Мне хотелось поклониться им, но они не оставили письменных следов. Они не умели писать, и в их многочисленных мемуарах, затолканных в шкафы по архивам, одни общие слова и перемалывание того, что мы знаем по учебникам средней школы. Нет там жизни! Надо было родиться в их семье, жить с ними и подслушивать случайные разговоры, в которых они раскрывались, особенно в те минуты, когда их что-то заденет.
Раз пили мы по обыкновению чай за столом, а по телевидению крутили пьесу Чехова «Три сестры».
Аким Михайлович вдруг прервался и, точно на стук в дверь, повернул голову к экрану.
— Вы говорите: прекрасна жизнь,— певуче, по-мхатовски, говорила актриса.— Да, но если она только кажется такой! У нас, трех сестер, жизнь не была еще прекрасной, она заглушала нас, как сорная трава...
— Ах, бедняжечки! — с долей ехидного сочувствия сказал Аким Михайлович.— Сколько раз смотрю, и все им плохо, плохо. Да вы встаньте с того света вместе с Чеховым и порасспрашивайте своих деток и внуков, как они работали, что перенесли, голод и холод пережили и никогда не плакали принародно.
— Вы как будто одними словами с моей покойницей Юлией Игнатьевной рассуждаете,— сказал Толстопят.— Она не любила Чехова. «Нытик»,— говорила. Где он видел таких женщин?
— А были, были,— вмешалась Калерия Никитична.— У меня в Екатеринодаре была подружка, она сейчас в Ленинграде. Так ее мама... Пойдет в магазин к Мерцалову, наберет продуктов в долг, ее запишут в тетрадочку, она принесет домой, руки опустит: «Ах, в чем смысл? Живешь — не знаешь зачем...»

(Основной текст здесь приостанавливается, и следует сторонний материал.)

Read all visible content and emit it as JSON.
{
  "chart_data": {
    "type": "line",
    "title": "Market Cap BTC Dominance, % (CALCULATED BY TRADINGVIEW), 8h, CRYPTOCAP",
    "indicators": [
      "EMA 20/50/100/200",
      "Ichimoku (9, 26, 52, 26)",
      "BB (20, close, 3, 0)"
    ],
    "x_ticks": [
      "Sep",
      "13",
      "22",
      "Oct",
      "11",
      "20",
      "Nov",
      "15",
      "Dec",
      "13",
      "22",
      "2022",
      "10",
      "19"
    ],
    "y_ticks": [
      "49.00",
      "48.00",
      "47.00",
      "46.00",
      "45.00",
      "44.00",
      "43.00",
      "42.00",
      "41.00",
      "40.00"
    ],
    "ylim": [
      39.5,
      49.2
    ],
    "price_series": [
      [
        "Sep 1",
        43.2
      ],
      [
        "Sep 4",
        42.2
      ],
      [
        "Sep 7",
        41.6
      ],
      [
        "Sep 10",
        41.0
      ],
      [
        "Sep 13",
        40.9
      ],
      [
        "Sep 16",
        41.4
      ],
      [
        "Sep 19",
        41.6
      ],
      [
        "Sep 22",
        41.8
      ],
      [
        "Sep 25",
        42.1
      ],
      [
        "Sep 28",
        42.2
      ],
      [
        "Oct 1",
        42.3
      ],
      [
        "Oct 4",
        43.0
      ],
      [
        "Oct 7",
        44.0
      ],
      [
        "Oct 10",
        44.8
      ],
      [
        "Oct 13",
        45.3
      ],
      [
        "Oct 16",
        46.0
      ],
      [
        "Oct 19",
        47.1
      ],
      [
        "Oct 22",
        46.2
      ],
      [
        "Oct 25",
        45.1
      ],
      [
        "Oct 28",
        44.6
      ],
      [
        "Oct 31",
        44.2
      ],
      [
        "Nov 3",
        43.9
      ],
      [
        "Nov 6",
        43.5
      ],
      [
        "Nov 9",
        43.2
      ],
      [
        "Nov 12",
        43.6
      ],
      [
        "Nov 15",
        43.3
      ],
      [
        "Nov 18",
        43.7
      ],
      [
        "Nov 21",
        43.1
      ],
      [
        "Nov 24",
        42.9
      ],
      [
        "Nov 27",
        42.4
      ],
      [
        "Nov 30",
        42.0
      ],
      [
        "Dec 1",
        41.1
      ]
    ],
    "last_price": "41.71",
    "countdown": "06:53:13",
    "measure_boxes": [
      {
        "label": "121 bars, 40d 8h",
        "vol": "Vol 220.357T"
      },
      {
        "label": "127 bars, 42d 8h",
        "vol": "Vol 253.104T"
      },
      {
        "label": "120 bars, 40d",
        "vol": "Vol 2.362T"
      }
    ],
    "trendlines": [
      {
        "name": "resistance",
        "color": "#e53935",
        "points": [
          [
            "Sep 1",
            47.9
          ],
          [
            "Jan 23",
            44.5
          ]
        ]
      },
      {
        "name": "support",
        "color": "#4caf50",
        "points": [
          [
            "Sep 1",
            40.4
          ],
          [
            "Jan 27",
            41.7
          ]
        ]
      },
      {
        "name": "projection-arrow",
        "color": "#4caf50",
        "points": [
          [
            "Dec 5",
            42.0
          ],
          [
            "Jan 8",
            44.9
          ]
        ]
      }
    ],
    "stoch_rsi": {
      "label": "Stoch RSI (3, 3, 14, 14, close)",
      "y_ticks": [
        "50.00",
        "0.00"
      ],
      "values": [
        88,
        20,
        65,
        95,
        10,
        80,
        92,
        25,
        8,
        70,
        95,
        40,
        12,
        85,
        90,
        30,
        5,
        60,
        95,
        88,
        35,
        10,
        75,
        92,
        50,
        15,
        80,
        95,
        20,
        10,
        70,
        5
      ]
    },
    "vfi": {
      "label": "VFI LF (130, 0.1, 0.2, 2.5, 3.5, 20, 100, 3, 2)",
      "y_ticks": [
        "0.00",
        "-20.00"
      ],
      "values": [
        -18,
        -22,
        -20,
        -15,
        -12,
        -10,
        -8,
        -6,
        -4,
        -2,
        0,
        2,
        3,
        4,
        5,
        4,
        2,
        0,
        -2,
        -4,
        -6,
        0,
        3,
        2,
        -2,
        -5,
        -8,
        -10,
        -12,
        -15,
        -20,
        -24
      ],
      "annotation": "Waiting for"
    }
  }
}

— Ну она же не рожала по тринадцать детей! — прикрикнул Аким Михайлович.— Как наши матери. Да во дворе две-три коровы, да овцы, свиньи, утки, гуси, куры, да в поле семь десятин у казаков земли, а ее обработай, собери да привези, и она, бедная баба, круглый год не знает покоя, рта раскрыть некогда: «В чем смысл?» Плачут: работать, работать. В Екатеринодаре даже Бурсачка занималась благотворительностью. Жены офицеров-казаков коров доили. Кто этим сестрам мешал работать?
Калерия Никитична не соглашалась:
— И все же и они разные были...
— О том и речь,— согласился Толстопят.— Некоторые заняты были исключительно фасонами шляп и покроями платьев. Зависть к чужим наслаждениям, выездам. Котильоны, мазурки, места в министерских ложах. Даже в Париже гордились: «Мне на золотых блюдах подавали фазанов». Их же предупреждали: «Prenez garde aux consequences» (берегитесь последствий). Не верили. Так же и эти сестры чеховские: что они могли предвидеть?